Thornton vigorously defended the existing academic curriculum. He argued that Maori opinion favoured academic instruction, the attitude of Maori parents being, 'We do not send our boys to Te Aute to learn to plough – we can teach them at home'. 'To them', Thornton continued, 'Te Aute is what Wanganui and Christ's College are to the Europeans'; if boys were not taught trades at those institutions, why should they be at Te Aute? He also told the commission that Maori boys needed to be kept together because they required a particular style of teaching; it was necessary to know the Maori mind, and the kind of special attention needed was unlikely to be available at other institutions. Maori agriculture, he believed, would be better promoted by a separate Maori institution along the lines of Canterbury Agricultural College at Lincoln.
Thornton's defence of the existing academic emphasis at Te Aute proved to be only partially successful. The commission recommended that greater prominence be given to manual and technical instruction in agriculture, and the Department of Education pressured the school's trustees accordingly. The resultant policies eventually restricted the opportunities for further academic work that Thornton had established.
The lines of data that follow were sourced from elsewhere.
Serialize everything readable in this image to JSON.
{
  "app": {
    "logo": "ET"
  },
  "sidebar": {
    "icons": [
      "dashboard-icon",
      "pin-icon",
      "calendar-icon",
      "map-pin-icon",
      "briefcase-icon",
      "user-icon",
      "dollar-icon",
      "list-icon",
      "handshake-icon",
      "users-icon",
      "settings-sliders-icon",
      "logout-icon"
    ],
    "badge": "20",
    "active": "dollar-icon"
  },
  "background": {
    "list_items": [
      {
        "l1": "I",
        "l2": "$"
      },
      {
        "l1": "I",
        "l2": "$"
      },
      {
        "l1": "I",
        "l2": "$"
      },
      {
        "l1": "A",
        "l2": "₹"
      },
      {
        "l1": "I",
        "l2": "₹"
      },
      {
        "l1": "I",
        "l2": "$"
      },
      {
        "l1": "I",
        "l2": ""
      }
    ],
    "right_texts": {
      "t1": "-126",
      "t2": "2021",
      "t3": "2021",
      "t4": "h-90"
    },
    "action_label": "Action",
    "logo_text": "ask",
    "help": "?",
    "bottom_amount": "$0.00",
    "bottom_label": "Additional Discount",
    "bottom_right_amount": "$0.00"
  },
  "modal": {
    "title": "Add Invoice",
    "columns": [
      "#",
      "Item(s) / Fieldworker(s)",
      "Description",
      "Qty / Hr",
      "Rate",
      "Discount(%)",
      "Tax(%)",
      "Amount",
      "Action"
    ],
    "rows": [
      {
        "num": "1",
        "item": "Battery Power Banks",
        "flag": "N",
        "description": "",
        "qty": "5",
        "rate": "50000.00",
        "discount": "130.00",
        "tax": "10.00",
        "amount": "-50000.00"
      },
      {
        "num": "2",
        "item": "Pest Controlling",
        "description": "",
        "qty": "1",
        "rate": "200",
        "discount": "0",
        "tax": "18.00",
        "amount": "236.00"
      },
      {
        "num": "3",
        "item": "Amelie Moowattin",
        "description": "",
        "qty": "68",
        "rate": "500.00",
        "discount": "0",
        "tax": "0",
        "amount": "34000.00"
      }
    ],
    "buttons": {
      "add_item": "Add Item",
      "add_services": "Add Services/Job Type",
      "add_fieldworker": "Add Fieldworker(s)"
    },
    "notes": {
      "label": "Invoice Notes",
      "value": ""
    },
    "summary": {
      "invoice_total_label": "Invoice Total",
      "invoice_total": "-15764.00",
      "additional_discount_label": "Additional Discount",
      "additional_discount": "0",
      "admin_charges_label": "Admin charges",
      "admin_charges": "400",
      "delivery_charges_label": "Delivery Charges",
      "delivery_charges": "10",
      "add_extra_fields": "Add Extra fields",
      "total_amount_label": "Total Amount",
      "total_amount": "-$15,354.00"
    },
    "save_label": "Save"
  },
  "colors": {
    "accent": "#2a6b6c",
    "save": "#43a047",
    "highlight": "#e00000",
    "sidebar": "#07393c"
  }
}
Thornton's chief significance as an educator was, first, his belief that Maori boys were as capable as their European peers of entering the full range of available occupations, including the professions; and second, his establishment of a curriculum which enabled this philosophy to become a reality. This was a particularly significant achievement in the context of the prevailing official view that Maori education should be practical, designed to encourage Maori to stay in the rural areas and not compete with Europeans for occupations in the towns. His belief soon became a self-fulfilling prophecy. It was no coincidence that during his tenure at Te Aute a group of extraordinarily able Maori students had their talents identified and encouraged. They included Apirana Ngata, Reweti Kohere and Tutere Wi Repa of Ngati Porou; Te Rangi Hiroa (Peter Buck) of Taranaki; Maui Pomare of Te Ati Awa; and Edward Ellison of Ngai Tahu, all of whom became prominent politically and in their professions. These students formed the nucleus of the Te Aute College Students' Association, also called the Young Maori Party, which was established by graduates of Te Aute in 1897. Its aims were to promote better health and educational opportunities for Maori people. Thornton encouraged the association and acted at various times as its secretary, president and chairman.
In addition to his educational achievements, John Thornton was active in Anglican church affairs as a lay member of the Waiapu cathedral chapter and the diocesan synod. He published The story of India in 1912. That year he retired as headmaster of Te Aute College due to ill health, and died at Kohanga, Havelock North, on 4 July 1913. Emily Thornton had died 14 years earlier, on 14 May 1899. They were survived by two sons and one daughter.